Shortle was born in a post-war Britain still struggling to get on its feet, as was his family. They lived in a military hut when he was a child. His father left them, and Shortle’s early years were difficult, though not unhappy. After marrying, he started a successful plastering business before finding his true calling: motor racing.
Shortle gained some success and fame in several levels of racing: speedway bikes, Formula Fords, karts. He also worked as an instructor, a driver for racecar manufacturer Reynard Motorsport and a manager of Snetterton Motor Racing Circuit, a prestigious track in Norfolk, England. When he left racing in 2004, he returned to plastering – completing the “full circle” of the title – and re-established himself as a successful businessman.
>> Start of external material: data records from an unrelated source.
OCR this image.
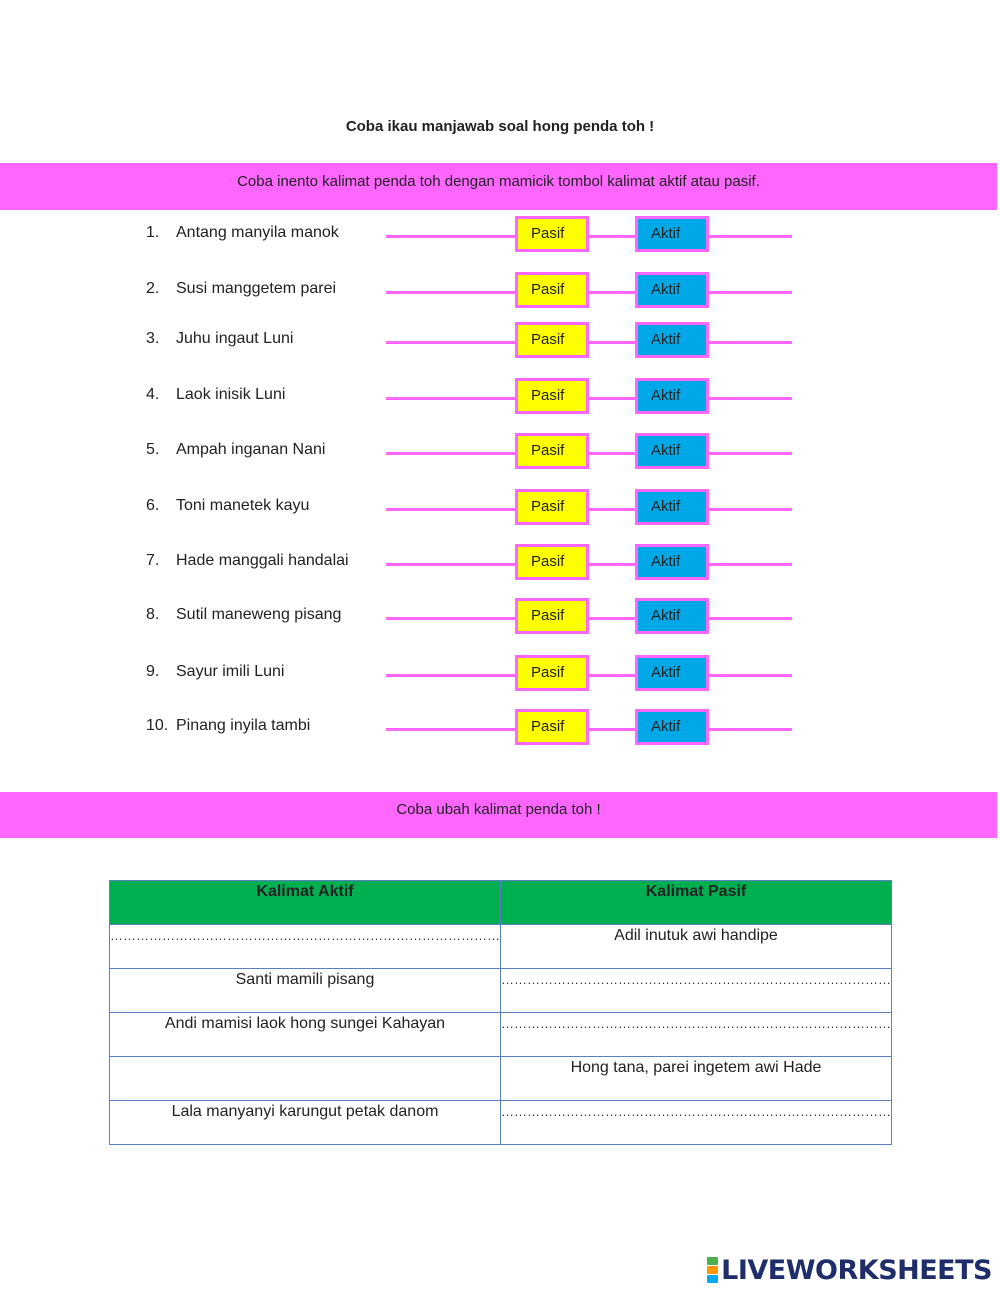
Coba ikau manjawab soal hong penda toh !
Coba inento kalimat penda toh dengan mamicik tombol kalimat aktif atau pasif.
1. Antang manyila manok	Pasif	Aktif
2. Susi manggetem parei	Pasif	Aktif
3. Juhu ingaut Luni	Pasif	Aktif
4. Laok inisik Luni	Pasif	Aktif
5. Ampah inganan Nani	Pasif	Aktif
6. Toni manetek kayu	Pasif	Aktif
7. Hade manggali handalai	Pasif	Aktif
8. Sutil maneweng pisang	Pasif	Aktif
9. Sayur imili Luni	Pasif	Aktif
10. Pinang inyila tambi	Pasif	Aktif
Coba ubah kalimat penda toh !
Kalimat Aktif	Kalimat Pasif
………………………………………………………………………………	Adil inutuk awi handipe
Santi mamili pisang	………………………………………………………………………………
Andi mamisi laok hong sungei Kahayan	………………………………………………………………………………
	Hong tana, parei ingetem awi Hade
Lala manyanyi karungut petak danom	………………………………………………………………………………
LIVEWORKSHEETS
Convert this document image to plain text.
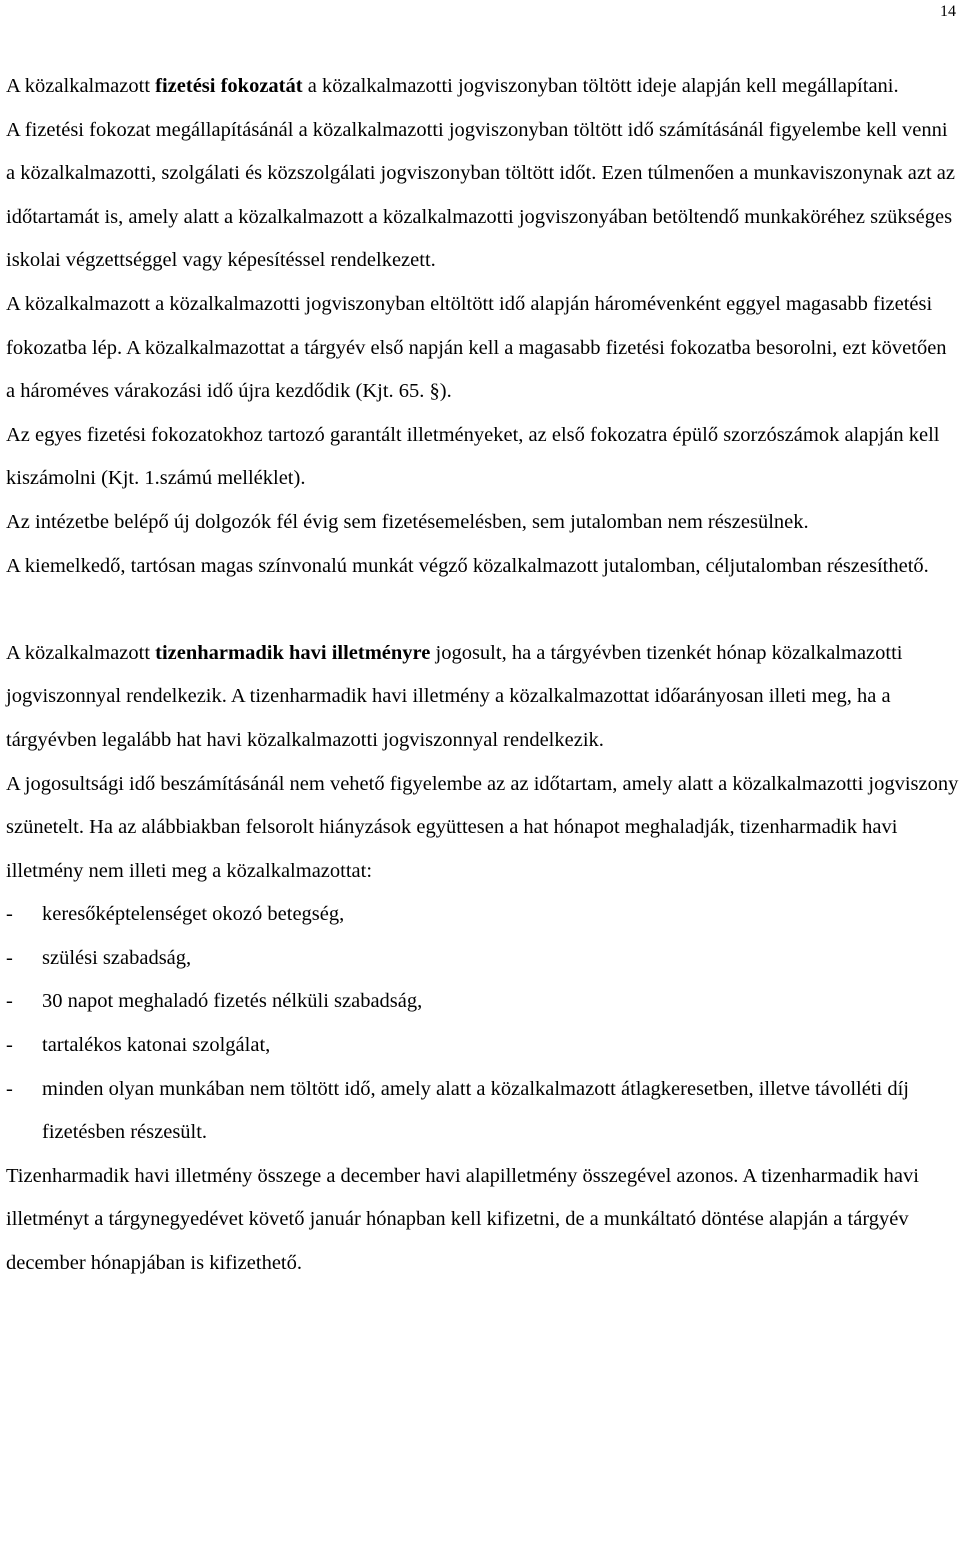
14

A közalkalmazott fizetési fokozatát a közalkalmazotti jogviszonyban töltött ideje alapján kell megállapítani.

A fizetési fokozat megállapításánál a közalkalmazotti jogviszonyban töltött idő számításánál figyelembe kell venni a közalkalmazotti, szolgálati és közszolgálati jogviszonyban töltött időt. Ezen túlmenően a munkaviszonynak azt az időtartamát is, amely alatt a közalkalmazott a közalkalmazotti jogviszonyában betöltendő munkaköréhez szükséges iskolai végzettséggel vagy képesítéssel rendelkezett.

A közalkalmazott a közalkalmazotti jogviszonyban eltöltött idő alapján háromévenként eggyel magasabb fizetési fokozatba lép. A közalkalmazottat a tárgyév első napján kell a magasabb fizetési fokozatba besorolni, ezt követően a hároméves várakozási idő újra kezdődik (Kjt. 65. §).

Az egyes fizetési fokozatokhoz tartozó garantált illetményeket, az első fokozatra épülő szorzószámok alapján kell kiszámolni (Kjt. 1.számú melléklet).

Az intézetbe belépő új dolgozók fél évig sem fizetésemelésben, sem jutalomban nem részesülnek.

A kiemelkedő, tartósan magas színvonalú munkát végző közalkalmazott jutalomban, céljutalomban részesíthető.

A közalkalmazott tizenharmadik havi illetményre jogosult, ha a tárgyévben tizenkét hónap közalkalmazotti jogviszonnyal rendelkezik. A tizenharmadik havi illetmény a közalkalmazottat időarányosan illeti meg, ha a tárgyévben legalább hat havi közalkalmazotti jogviszonnyal rendelkezik.

A jogosultsági idő beszámításánál nem vehető figyelembe az az időtartam, amely alatt a közalkalmazotti jogviszony szünetelt. Ha az alábbiakban felsorolt hiányzások együttesen a hat hónapot meghaladják, tizenharmadik havi illetmény nem illeti meg a közalkalmazottat:

-	keresőképtelenséget okozó betegség,
-	szülési szabadság,
-	30 napot meghaladó fizetés nélküli szabadság,
-	tartalékos katonai szolgálat,
-	minden olyan munkában nem töltött idő, amely alatt a közalkalmazott átlagkeresetben, illetve távolléti díj fizetésben részesült.

Tizenharmadik havi illetmény összege a december havi alapilletmény összegével azonos. A tizenharmadik havi illetményt a tárgynegyedévet követő január hónapban kell kifizetni, de a munkáltató döntése alapján a tárgyév december hónapjában is kifizethető.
At the outset of his autobiography, Shortle tells us that he has never written anything outside of an occasional birthday or Christmas card. Unfortunately, it shows. He writes in a meandering, stream-of-consciousness style, with sentence fragments, random abbreviations and capitalizations, and words often misused (“residence” instead of “residents,” “clime” instead of “climb,” a person “never new much” about something). He employs commas as though they pay a bonus: an epic 476-word sentence is peppered with 65 of them.
Despite these land mines, the book has an undeniable charm, largely because of his colorful language. When a plan goes bad, “everything went pear-shaped.” Eavesdropping becomes “I would earwig to get more information.” Putting something past one’s parents translates to “nobody ever twigged what we (were) up to.”
That sort of writing, along with his easygoing style, a fairly interesting life and his charming character, makes Full Circle a pleasant read for those who can get past the many mechanical issues.